1

I'm trying to create a program that reads some string, but when I test a very long string, an overflow occurs, and all the solutions I've already seen do not work. The following code is:

#include <stdio.h>

int main()
{
    char nome[201] = {0};
    char cpf[15] = {0};
    char senha[101] = {0};
    scanf("%200s", nome);
    scanf("%14s", cpf);
    scanf("%100s", senha);
    printf("nome: %s\n", nome);
    printf("cpf: %s\n", cpf);
    printf("senha: %s\n", senha);
    return 0;
}

This code is supposed to prevent the overflow, but the following string:

aaaaaaaaaaaaaaaaaaaaaaaaaaaaaaaaaaaaaassssssssssssssssssssssssssssssssssssssssssssssssssssssssssssssssssssssssssssssssssssssssssssssssssssssssssssssssssssssssss

I'm trying to put the string in all inputs and when it comes to the second the program is finished and the overflow content goes to the third string.

13
  • 1
    scanf("%200s", nome); reads up to 200 non-white-space characters, leaving the rest in stdin for the next input function. Code is acting as it should. Your expectations are amiss. If you want to consume and toss characters past the 200, you need other code. Commented Nov 29, 2022 at 18:39
  • Eduardo Mosca, buffer overflow is prevented. What output do you want with the 3 "aaa...sss" input? Commented Nov 29, 2022 at 18:51
  • The output I want is the variables with the string limited and not skipping the third variable with this input. For example, in the second variable, I want only the 14 first characters of this input and the same for the last input Commented Nov 29, 2022 at 18:57
  • Eduardo Mosca, OK. If input was "aaa bbb ccc\n" "ddd eee fff\n" "ggg hhh iii\n", what output would you like? (If the line of input contained spaces?) Commented Nov 29, 2022 at 19:01
  • The output needs to be the same since none of these outputs has a length larger than the memory allocated to the variables. Commented Nov 29, 2022 at 19:09

3 Answers 3

3

You asked for inputs in order. The first one has a maximum length of 200 characters, the second 14, and the third 100. You input a string of 160.

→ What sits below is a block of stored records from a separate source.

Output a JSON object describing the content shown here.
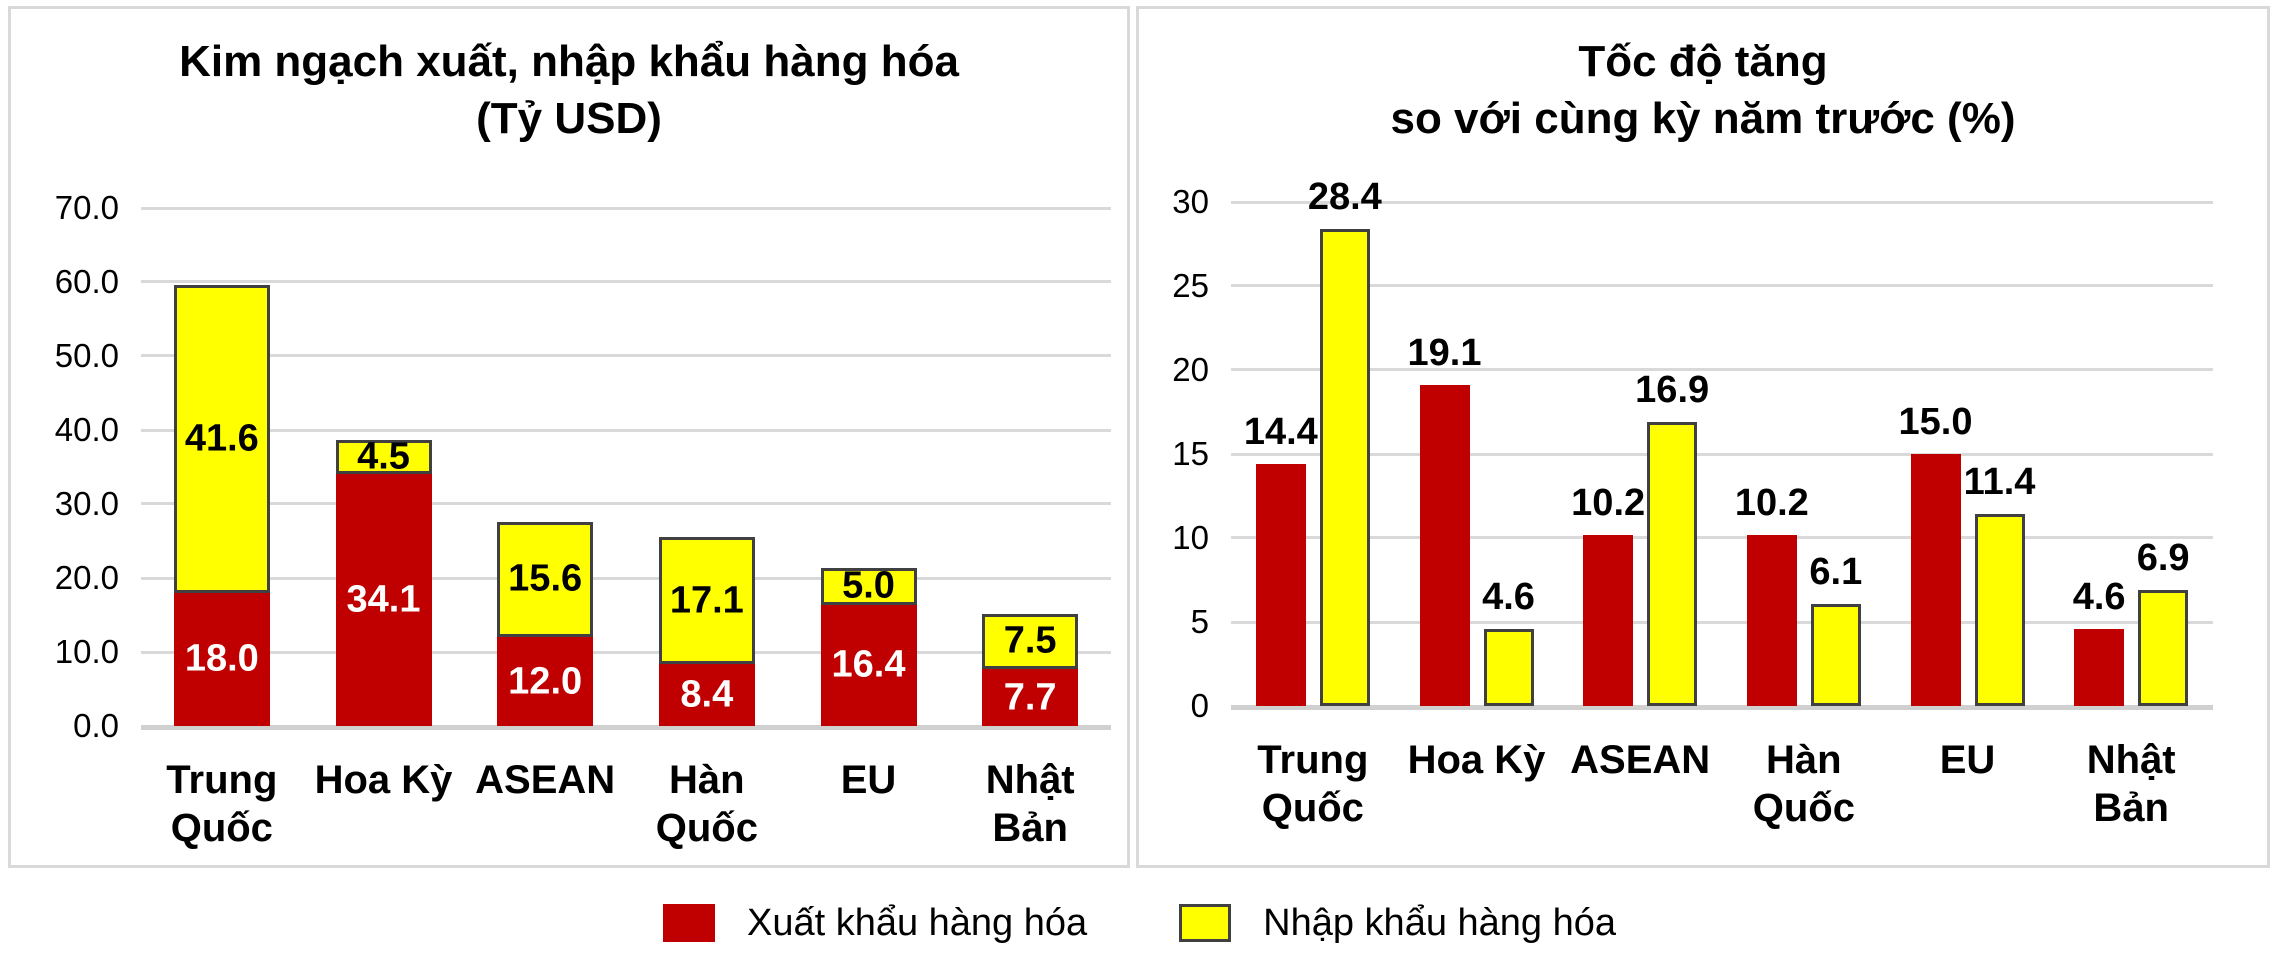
{
  "page": {
    "background": "#FFFFFF"
  },
  "colors": {
    "export_red": "#C00000",
    "import_yellow": "#FFFF00",
    "bar_border": "#404040",
    "gridline": "#D9D9D9",
    "axis_line": "#D0D0D0",
    "panel_border": "#D9D9D9",
    "text": "#000000"
  },
  "legend": {
    "items": [
      {
        "label": "Xuất khẩu hàng hóa",
        "color": "#C00000"
      },
      {
        "label": "Nhập khẩu hàng hóa",
        "color": "#FFFF00"
      }
    ]
  },
  "chart_data": [
    {
      "type": "bar",
      "subtype": "stacked",
      "title": "Kim ngạch xuất, nhập khẩu hàng hóa (Tỷ USD)",
      "title_lines": [
        "Kim ngạch xuất, nhập khẩu hàng hóa",
        "(Tỷ USD)"
      ],
      "categories": [
        "Trung Quốc",
        "Hoa Kỳ",
        "ASEAN",
        "Hàn Quốc",
        "EU",
        "Nhật Bản"
      ],
      "categories_lines": [
        [
          "Trung",
          "Quốc"
        ],
        [
          "Hoa Kỳ"
        ],
        [
          "ASEAN"
        ],
        [
          "Hàn",
          "Quốc"
        ],
        [
          "EU"
        ],
        [
          "Nhật",
          "Bản"
        ]
      ],
      "series": [
        {
          "name": "Xuất khẩu hàng hóa",
          "color": "#C00000",
          "label_color": "#FFFFFF",
          "values": [
            18.0,
            34.1,
            12.0,
            8.4,
            16.4,
            7.7
          ]
        },
        {
          "name": "Nhập khẩu hàng hóa",
          "color": "#FFFF00",
          "label_color": "#000000",
          "values": [
            41.6,
            4.5,
            15.6,
            17.1,
            5.0,
            7.5
          ]
        }
      ],
      "ylim": [
        0,
        70
      ],
      "ytick_step": 10,
      "ytick_labels": [
        "0.0",
        "10.0",
        "20.0",
        "30.0",
        "40.0",
        "50.0",
        "60.0",
        "70.0"
      ],
      "value_label_decimals": 1,
      "grid": true,
      "legend_position": "bottom"
    },
    {
      "type": "bar",
      "subtype": "grouped",
      "title": "Tốc độ tăng so với cùng kỳ năm trước (%)",
      "title_lines": [
        "Tốc độ tăng",
        "so với cùng kỳ năm trước (%)"
      ],
      "categories": [
        "Trung Quốc",
        "Hoa Kỳ",
        "ASEAN",
        "Hàn Quốc",
        "EU",
        "Nhật Bản"
      ],
      "categories_lines": [
        [
          "Trung",
          "Quốc"
        ],
        [
          "Hoa Kỳ"
        ],
        [
          "ASEAN"
        ],
        [
          "Hàn",
          "Quốc"
        ],
        [
          "EU"
        ],
        [
          "Nhật",
          "Bản"
        ]
      ],
      "series": [
        {
          "name": "Xuất khẩu hàng hóa",
          "color": "#C00000",
          "label_color": "#000000",
          "values": [
            14.4,
            19.1,
            10.2,
            10.2,
            15.0,
            4.6
          ]
        },
        {
          "name": "Nhập khẩu hàng hóa",
          "color": "#FFFF00",
          "label_color": "#000000",
          "values": [
            28.4,
            4.6,
            16.9,
            6.1,
            11.4,
            6.9
          ]
        }
      ],
      "ylim": [
        0,
        30
      ],
      "ytick_step": 5,
      "ytick_labels": [
        "0",
        "5",
        "10",
        "15",
        "20",
        "25",
        "30"
      ],
      "value_label_decimals": 1,
      "grid": true,
      "legend_position": "bottom"
    }
  ]
}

Ignoring the first variable for now (since there's no overflow), C takes the first 14 characters from the input buffer and puts them in the second variable. It terminates this with a null terminator. No overflow has occurred.

Now we need to get data for the third variable. Specifically, we need to get the next 100 characters, or all of the characters up to the next whitespace, whichever is shorter. We put 160 characters into the input buffer (your keyboard smash) and took 14 out. Therefore, there are still 144 characters in the input buffer. No need to interactively wait for input anymore; C takes the first 100 of those characters and puts them into the third variable, terminated with a null terminator. Now all of our inputs have been completed, so the program continues.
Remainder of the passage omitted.